Recently in my social feed, I was exposed to a piece of technology that was so overtly low-tech that it speaks volumes about the time we live in.
It was a product called Freewrite, a digital ”distraction free” typewriter. A machine that pretty much only had a keyboard and an old-school black and white screen. The ONLY thing you could do on it was to write. No email or internet, no Slack or Snapchat, no Facebook or funny Youtube videos. It was the laptop equivalent to the Punkt cell phones — you know, the one that only does calls and SMS that arrived a few years ago
I fell in love immediately.
For the last few months I’ve been on a quest to limit my screen time on any device, be it the phone, the laptop or my TV. I’ve made a habit of writing a few sentences in a daily journal (a hardcover Moleskine) and try to start any meeting, writing session, or creative workshop with a pen and paper (usually a cheap softcover notebook from IKEA). I try to create environments that are, as the tagline of the aforementioned writing product so desirably put it, ”distraction free”.
It’s easier said than done.
That our life is rife with dopamine-induced distractions is not news to anyone following the evolution of everyday technologies. There are bookshelves with literature on how social media, with its notifications, reminders, and time-stealing video loops are destroying our ability to focus, be present, and be happy. Two recommendations: Swedish author Anders Hansen’s ”Insta brain” and the Netflix documentary ”The Social Dilemma”.
But the history of distraction predates social media. In a recent article in Wired, author Cal Newport describes how the introduction of the PC, email, and spreadsheet programmes like Excel actually has made executives in America less productive. Since we’ve conflicted the term easy (sending email instead of fax) with effective (actually producing solid, purposeful output), more work now needs to be done by fewer people.
”Spreadsheet programmes like Excel actually has made executives in America less productive”

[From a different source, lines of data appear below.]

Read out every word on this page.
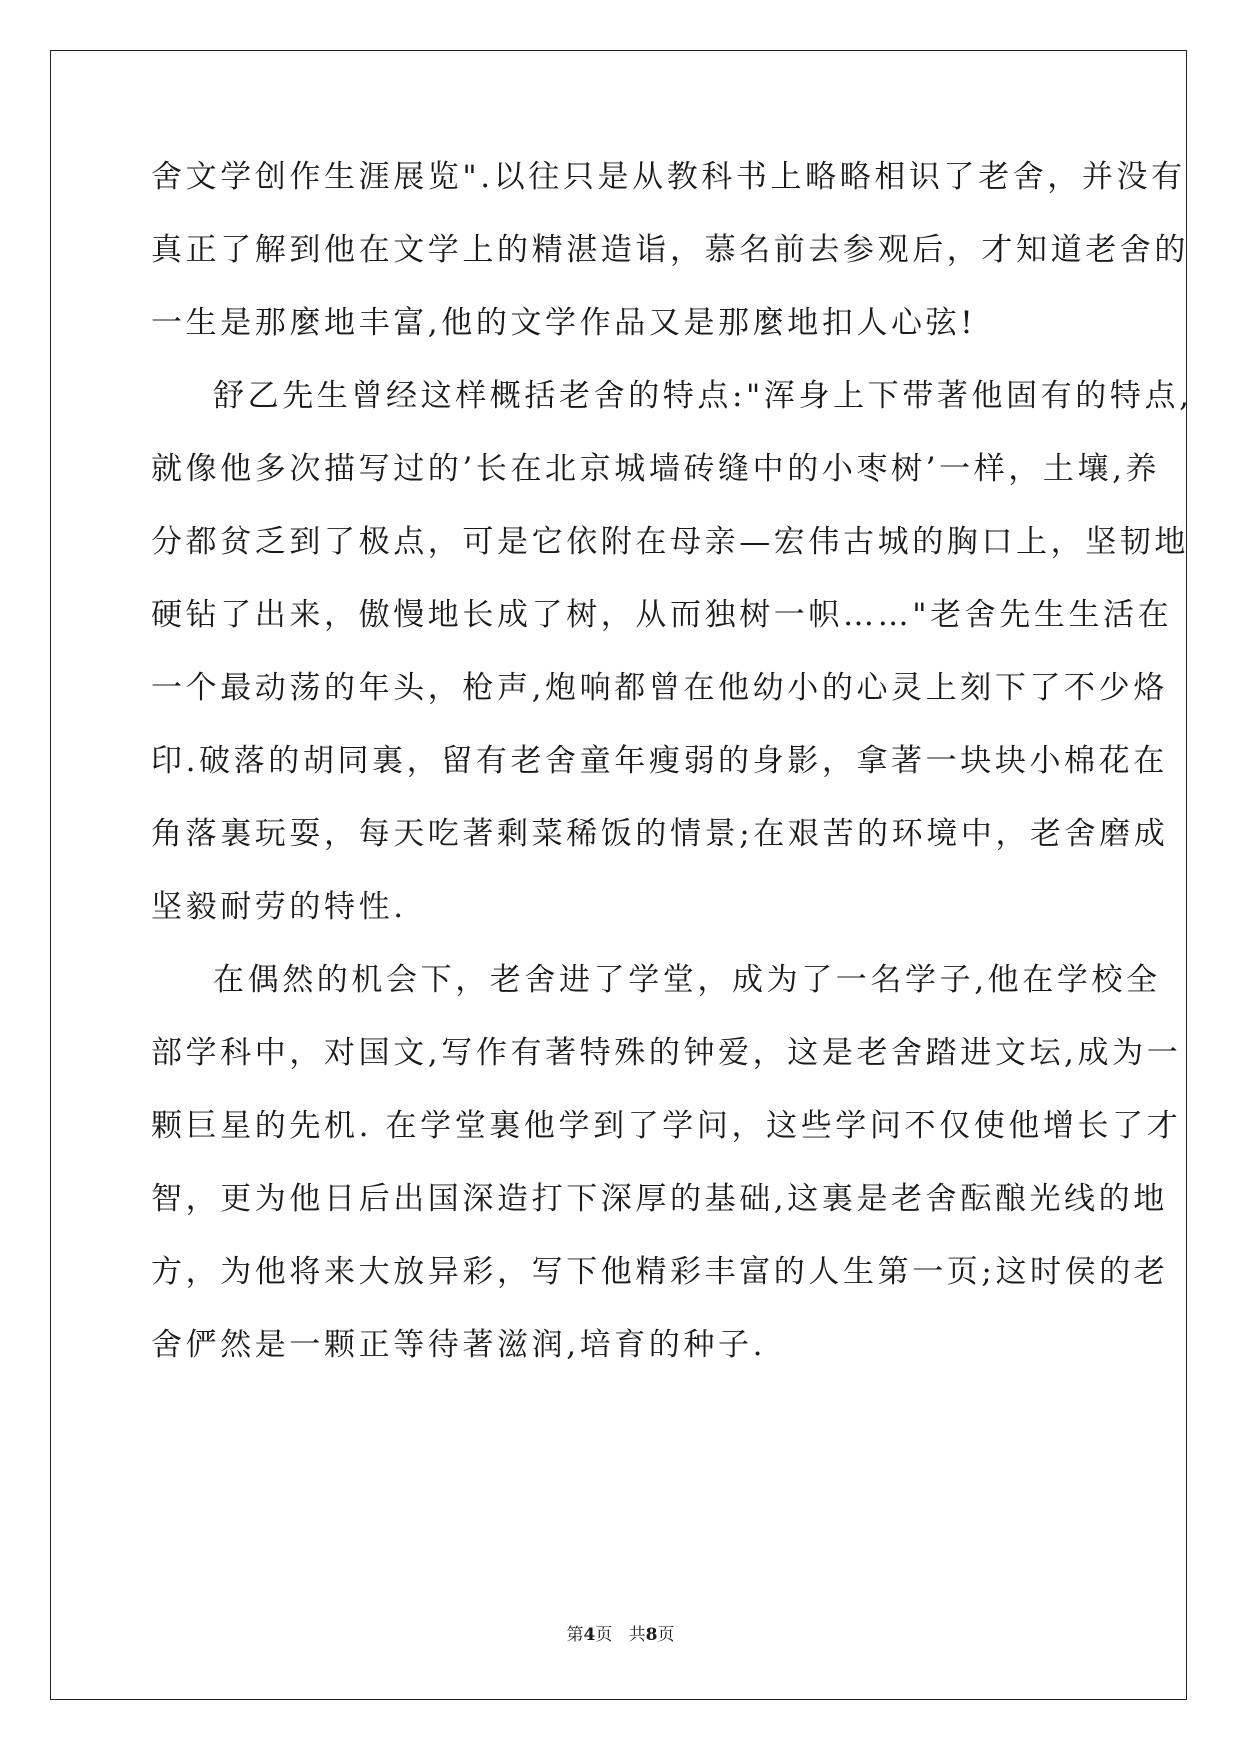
舍文学创作生涯展览".以往只是从教科书上略略相识了老舍，并没有
真正了解到他在文学上的精湛造诣，慕名前去参观后，才知道老舍的
一生是那麼地丰富,他的文学作品又是那麼地扣人心弦!
舒乙先生曾经这样概括老舍的特点:"浑身上下带著他固有的特点,
就像他多次描写过的’长在北京城墙砖缝中的小枣树’一样，土壤,养
分都贫乏到了极点，可是它依附在母亲—宏伟古城的胸口上，坚韧地
硬钻了出来，傲慢地长成了树，从而独树一帜……"老舍先生生活在
一个最动荡的年头，枪声,炮响都曾在他幼小的心灵上刻下了不少烙
印.破落的胡同裏，留有老舍童年瘦弱的身影，拿著一块块小棉花在
角落裏玩耍，每天吃著剩菜稀饭的情景;在艰苦的环境中，老舍磨成
坚毅耐劳的特性.
在偶然的机会下，老舍进了学堂，成为了一名学子,他在学校全
部学科中，对国文,写作有著特殊的钟爱，这是老舍踏进文坛,成为一
颗巨星的先机. 在学堂裏他学到了学问，这些学问不仅使他增长了才
智，更为他日后出国深造打下深厚的基础,这裏是老舍酝酿光线的地
方，为他将来大放异彩，写下他精彩丰富的人生第一页;这时侯的老
舍俨然是一颗正等待著滋润,培育的种子.
第4页   共8页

”Today we send and receive an estimated 126 messages, checking our inboxes once every 6 minutes on average”, he reports, only to ask rhetorically: ”There must be ways to collaborate that don’t require sending and receiving 126 messages a day.”
Well, here is where another tsunami of self-help books and productivity tools make their introduction — from Cal Newports’ own ”Deep work” to apps like Trello and Monday. At Scandinavian MIND, we recently implemented Asana as our way of keeping track of our content machinery. We use Slack for internal communication. And we abide by the Getting Things Done-methodology by David Allen, the godfather of productivity, as implemented by our creative director and self-proclaimed productivity general, Erik Olofsson.
I really enjoy the overview and control that our newfound structure gives us. But I can’t help but feel a longing for something simpler, easier, and… yes, distraction-free. And suddenly I have lost an hour researching overpriced low-tech products aimed at stressed-out wannabe writers with a passion for new gear. If I only had a machine that could ONLY do writing, then everything would be solved…
Luckily, I have Erik to straighten my thinking. There is no need to have the best tools and methods, he points out, unless you actually do the work of implementing them. Daily, habitually, without interruption.